Hundreds of teaching and research assistants at Columbia University went on strike Tuesday after more than a year of pleading with the Ivy League school to negotiate a contract.
“Columbia gives us W2s, they treat us as workers, they need us as workers,” said Rosalie Ray, a doctoral candidate in urban planning and a member of the Graduate Workers of Columbia-United Automobile Workers. “I spend my time . . doing actual teaching.”
Teaching and research assistants at Columbia voted overwhelmingly in December 2016 to join the UAW, but the university filed objections with the National Labor Relations Board. That panel sided with the graduate students last year, but the university announced in January it would not negotiate with the union. Instead, the university said it would plead its case to a federal court of appeals.
“We have long supported unions and collectively bargain with more than a dozen unions representing thousands of university employees. But we believe that student teaching and research assistants who come to Columbia for an education are not employees under the law,” said Caroline Adelman, a Columbia spokeswoman.
University leaders have said the federal courts are best suited to settle the employment status of graduate students because the National Labor Relations Board has reversed its stance several times during the past 15 years.
Columbia provost John H. Coatsworth, in a letter sent last week to the school community, said the university would bargain with the union if the courts determine that students are employees under federal law.
Still, he said recognizing graduate students as employees would be detrimental to the university’s academic mission and the nature of graduate education. Coatsworth said collective bargaining would undermine the autonomy of individual students and university departments because they would be bound by a “one-size-fits all contract.”
The provost sent the letter after the graduate student union voted in favor of a strike earlier this month. The union wrote Columbia president Lee Bollinger last week demanding the university declare its intention to begin bargaining by Tuesday or face a walkout. Columbia informed students last week that classes would not be disrupted by a strike and encouraged them to plan to attend as usual.
“We do not understand why the GWC-UAW prefers the pressure tactics and disruption of a strike to a definitive, nonpartisan resolution of that legal question in the federal courts,” Adelman said.
Union organizer Ray said graduate students have no interest in further delays after nearly two years of waiting for Columbia to come to the bargaining table. The group, she said, has considered filing an unfair labor practice claim, but that would only prolong the process.
“We want a union now,” Ray said. “If we file an unfair labor practice and it goes through the federal courts, it’s just one more way for the university to delay having to bargain with us. The law has been settled. Columbia is just choosing not to follow it.”

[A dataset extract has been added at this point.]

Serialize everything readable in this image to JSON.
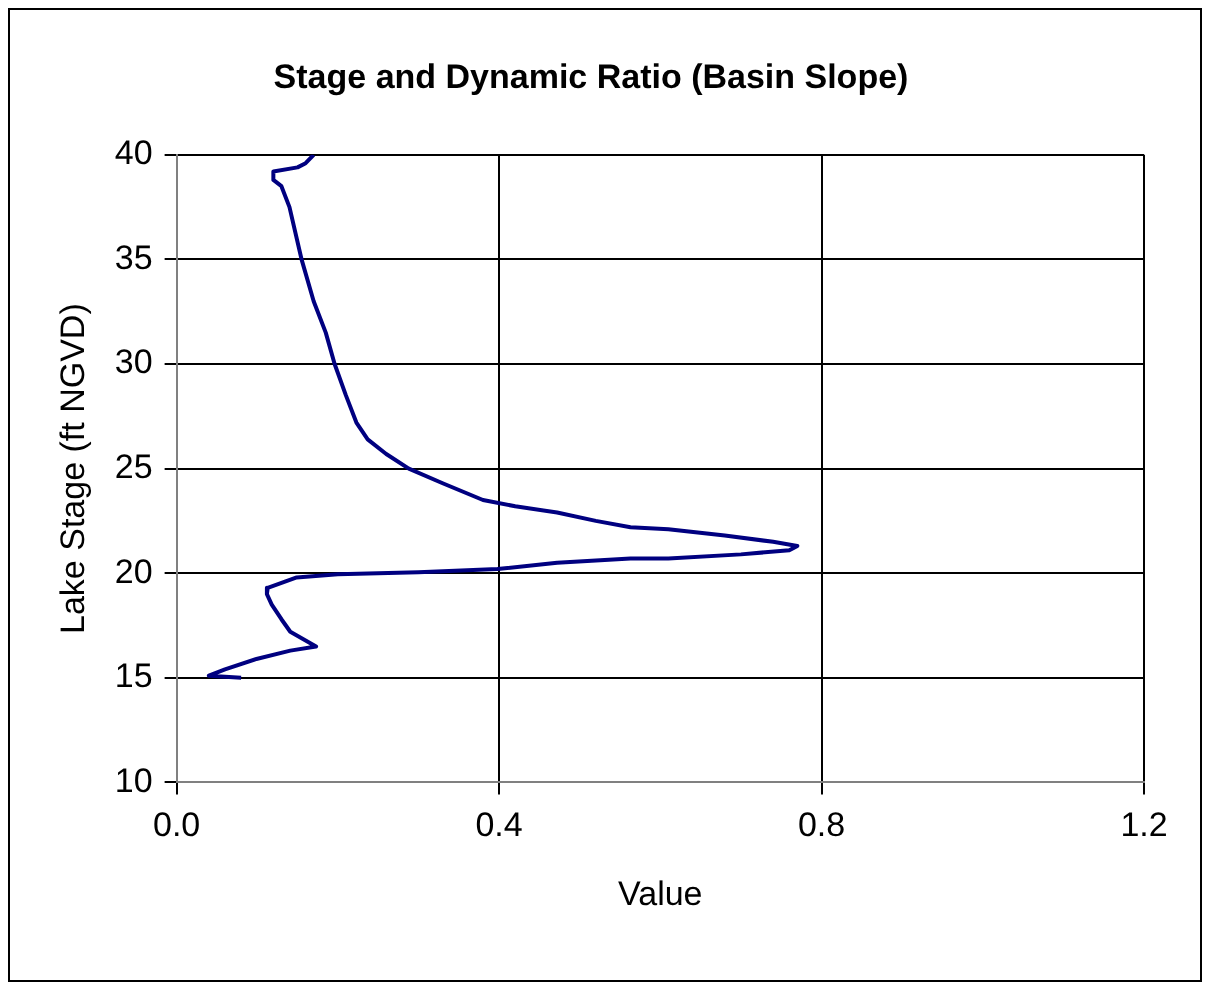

Having a bargaining unit to advocate for student workers could make a world of difference in cutting through bureaucracy at Columbia, Ray said. She recalls an incident last semester in which the university took two months to pay teaching assistants in her department. Ray, who works two jobs, said she was able to make ends meet, but some of her colleagues were not.
Adelman said “in the rare and limited instances that a disbursement is delayed, the cause typically is missing or incomplete paperwork submitted by student assistants.”
Ray receives an annual stipend of $28,500 for her work as a teaching assistant, not nearly enough in one of the most expensive cities in the country, she said. The university covers her tuition and provides health care benefits, but Ray said the coverage is limited and taxed.
In his letter last week, Coatsworth said the university has “worked continually for the past decade to increase stipends, enhance benefits and improve the quality of life” for graduate students. He said the average doctoral student receives tuition and other benefits from Columbia totaling about $82,000 a year, though there is variation from one school to the next.
Teaching and research assistants at Columbia have been steadfast in their fight for employment rights. Their campaign to join the UAW in 2014 reignited debates over graduate worker rights at the National Labor Relations Board. At the time, Columbia joined Stanford University, the Massachusetts of Institute of Technology and the rest of the Ivy League in fighting efforts to unionize.
In a legal brief, the schools argued that involving students in the bargaining process would disrupt operations because negotiations could include such core matters as class length, amount of grading or curriculum decisions. Still, the labor board overturned an earlier ruling barring grad students from engaging in collective bargaining.
That 2016 decision ushered in a wave of union activity at universities across the country. Teaching and research assistants at 16 private universities have since filed petitions or participated in elections to form unions, according to Hunter College’s National Center for the Study of Collective Bargaining in Higher Education and the Professions. Just last week, Harvard graduate students voted to join the UAW.